Jean Zay n’avait pas eu peur de braver le danger. Il affrontait avec force et détermination l’intolérance et la barbarie d’un régime en perdition.
Les valeurs d’humanisme, de liberté, d’égalité, de fraternité, de solidarité et de laïcité étaient les siennes.
Il les a défendues jusqu’à son dernier souffle.
Emprisonné, il réussit à écrire un livre admirable « Souvenirs et solitude ».
Ses bourreaux pensaient sans doute qu’en l’assassinant de la sorte et en faisant disparaître son corps, ils effaceraient l’homme et son action. En définitive, ils réussirent le contraire.
Notre devoir aujourd’hui est de faire connaître aux jeunes générations cet homme unique dont l’intérêt général était le moteur.
L’œuvre ministérielle de Jean Zay est d’une grande richesse : il est à l’origine du Festival de Cannes, de l’ENA, du CNRS, du statut moderne des droits d’auteurs, les bibliobus.
Il posa les fondements de ce qui deviendra le système scolaire moderne et fit passer l’âge de la scolarité obligatoire de 13 à 14 ans.
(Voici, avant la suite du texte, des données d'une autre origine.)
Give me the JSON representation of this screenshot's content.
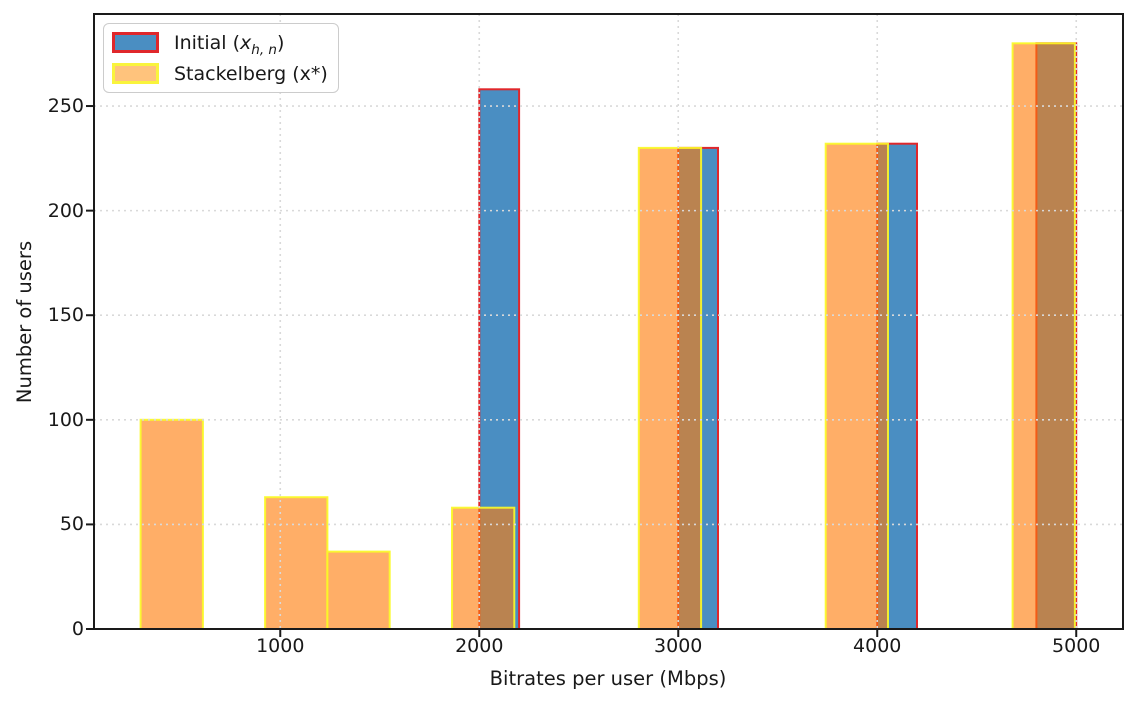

Mais l’essence même de Jean Zay, ce que la Mémoire et l’Histoire ne pourront oublier, c’est sans aucun doute la droiture et la sincérité de son action.
Incorruptible il était, incorruptible il restera.
Jean Zay est un exemple, pas uniquement pour la classe politique mais aussi pour l’ensemble des citoyens de notre pays.
Un exemple à méditer, un exemple à respecter dont nous avons la responsabilité de faire vivre la mémoire et l’action politique.
Action juste et mesurée qui force encore notre admiration.
Jean Zay, homme de courage et d’honneur, homme sincère et droit mériterait d’avoir sa place au Panthéon des Grands Hommes et nous ferons tout pour qu’il retrouve la place qui est la sienne.